We took the mandatory gondola ride, guided through the labyrinth of canals by an Italian with a long paddle and short pants. (We just traversed the same area with the water taxi, but we didn't pay enough)The steep $60 gondola fee bought us a slice of traditional Venice and a view of Casanova's old house where he romanced over a thousand women. He must have been charming, because ladies...it wasn't his house.
Venice is a city of bridges, which in turn make you invent reasons to go for a walk. We met up with Eric and Alston (last seen in Barcelona, Spain). There is nothing like exploring a new city with old friends. Eric is the artist who creates art that I am not cultured enough to understand (Kristi thinks she gets it, but she doesn't) and Alston is the artist who creates art that I understand very well...didn't I finger-paint the same thing when I was five? Just kidding Alston! Eric was handsome as ever wearing our gift of an apron with the naked David, on the front, genitals in exactly the right place! It would become his new art smock--a work of art creating a work of art.

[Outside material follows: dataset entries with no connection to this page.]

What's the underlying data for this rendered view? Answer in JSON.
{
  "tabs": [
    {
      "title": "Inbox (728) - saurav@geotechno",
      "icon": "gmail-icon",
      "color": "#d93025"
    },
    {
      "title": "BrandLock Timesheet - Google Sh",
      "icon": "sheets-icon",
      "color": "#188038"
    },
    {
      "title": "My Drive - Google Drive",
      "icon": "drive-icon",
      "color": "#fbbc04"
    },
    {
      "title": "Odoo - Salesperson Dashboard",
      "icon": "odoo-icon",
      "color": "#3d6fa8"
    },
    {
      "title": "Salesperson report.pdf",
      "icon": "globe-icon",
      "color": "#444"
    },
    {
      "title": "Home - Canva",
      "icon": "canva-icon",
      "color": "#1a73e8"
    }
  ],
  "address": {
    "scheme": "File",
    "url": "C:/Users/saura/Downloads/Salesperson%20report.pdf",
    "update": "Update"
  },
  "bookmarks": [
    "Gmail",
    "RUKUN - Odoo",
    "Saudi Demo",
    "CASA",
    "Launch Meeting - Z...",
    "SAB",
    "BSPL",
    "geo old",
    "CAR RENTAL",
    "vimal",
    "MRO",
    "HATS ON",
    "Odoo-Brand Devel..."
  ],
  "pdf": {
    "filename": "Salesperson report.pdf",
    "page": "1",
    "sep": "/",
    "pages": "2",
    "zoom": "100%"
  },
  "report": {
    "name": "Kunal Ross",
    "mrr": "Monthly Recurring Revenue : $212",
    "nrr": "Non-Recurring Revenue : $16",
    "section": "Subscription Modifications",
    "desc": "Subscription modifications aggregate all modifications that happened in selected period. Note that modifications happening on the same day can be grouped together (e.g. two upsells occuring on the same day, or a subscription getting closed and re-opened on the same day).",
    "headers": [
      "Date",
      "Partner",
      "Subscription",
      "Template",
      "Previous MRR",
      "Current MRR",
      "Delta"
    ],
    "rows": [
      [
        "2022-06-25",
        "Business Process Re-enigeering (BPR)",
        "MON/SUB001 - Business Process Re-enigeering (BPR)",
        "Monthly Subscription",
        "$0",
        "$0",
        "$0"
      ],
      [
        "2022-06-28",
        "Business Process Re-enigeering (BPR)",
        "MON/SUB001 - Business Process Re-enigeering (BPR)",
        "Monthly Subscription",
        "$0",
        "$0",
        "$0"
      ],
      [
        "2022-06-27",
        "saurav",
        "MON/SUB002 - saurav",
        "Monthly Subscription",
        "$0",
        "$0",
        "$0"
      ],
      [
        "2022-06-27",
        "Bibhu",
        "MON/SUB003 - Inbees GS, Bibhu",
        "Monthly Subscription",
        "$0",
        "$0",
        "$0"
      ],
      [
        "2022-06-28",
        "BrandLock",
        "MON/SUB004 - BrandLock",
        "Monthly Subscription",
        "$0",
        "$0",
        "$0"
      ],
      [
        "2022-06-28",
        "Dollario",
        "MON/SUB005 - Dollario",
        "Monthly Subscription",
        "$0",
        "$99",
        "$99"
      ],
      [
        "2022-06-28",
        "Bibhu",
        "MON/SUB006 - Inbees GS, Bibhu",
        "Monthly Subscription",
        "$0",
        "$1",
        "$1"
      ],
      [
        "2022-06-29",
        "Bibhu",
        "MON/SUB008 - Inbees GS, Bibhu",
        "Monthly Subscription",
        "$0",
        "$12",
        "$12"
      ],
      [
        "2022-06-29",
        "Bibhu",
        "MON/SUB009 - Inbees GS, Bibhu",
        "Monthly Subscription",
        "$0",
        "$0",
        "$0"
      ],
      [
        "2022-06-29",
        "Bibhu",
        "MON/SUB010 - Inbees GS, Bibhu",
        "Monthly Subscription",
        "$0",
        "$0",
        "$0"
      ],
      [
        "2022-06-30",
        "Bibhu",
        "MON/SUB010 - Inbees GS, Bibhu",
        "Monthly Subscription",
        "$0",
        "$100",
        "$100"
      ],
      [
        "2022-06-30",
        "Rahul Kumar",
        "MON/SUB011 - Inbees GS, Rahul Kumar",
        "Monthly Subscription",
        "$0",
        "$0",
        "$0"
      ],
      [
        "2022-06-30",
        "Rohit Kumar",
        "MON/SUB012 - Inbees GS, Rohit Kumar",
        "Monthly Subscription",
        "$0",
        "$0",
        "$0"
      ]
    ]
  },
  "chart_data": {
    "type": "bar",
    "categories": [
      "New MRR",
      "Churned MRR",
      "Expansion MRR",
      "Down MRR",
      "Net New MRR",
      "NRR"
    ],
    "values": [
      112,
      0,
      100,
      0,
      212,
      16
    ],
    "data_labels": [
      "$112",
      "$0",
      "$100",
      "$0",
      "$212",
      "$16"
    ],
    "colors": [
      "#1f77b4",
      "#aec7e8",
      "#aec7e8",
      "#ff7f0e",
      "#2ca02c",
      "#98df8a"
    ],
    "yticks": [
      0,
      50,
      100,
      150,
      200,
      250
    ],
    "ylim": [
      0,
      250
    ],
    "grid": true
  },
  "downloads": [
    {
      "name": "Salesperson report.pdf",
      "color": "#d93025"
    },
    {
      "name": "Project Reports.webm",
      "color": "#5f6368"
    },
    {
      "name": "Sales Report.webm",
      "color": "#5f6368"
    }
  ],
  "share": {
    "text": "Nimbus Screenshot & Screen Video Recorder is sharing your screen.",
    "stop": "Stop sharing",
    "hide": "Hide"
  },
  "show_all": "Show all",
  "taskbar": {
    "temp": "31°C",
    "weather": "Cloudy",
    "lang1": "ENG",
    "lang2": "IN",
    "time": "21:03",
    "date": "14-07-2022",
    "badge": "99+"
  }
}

Morano, an island famous for its Venetian glass, was our next stop where we watched men blow sculpture from blobs of molten glass. Of course we made the grave tourist mistake of buying heavy, ridiculously over-priced, highly breakable (and poorly packed) hand-blown glass to take home as gifts. Notice: If you don't receive your venetian glass at Christmas, it broke.
The next island was Borano, where colorful houses lined up at the water's edge like crooked teeth in a smiling mouth. It is a place that wouldn't know what to do with a "No Trespassing" sign. The island is famous for its hand-made lace; the place had more doilies than any respectable grandma would know what to do with.
I left Italy with a good taste in my mouth. I had to have one last hearty gulp of "Vino Santo" or holy wine. The alcohol content makes you think you are in heaven.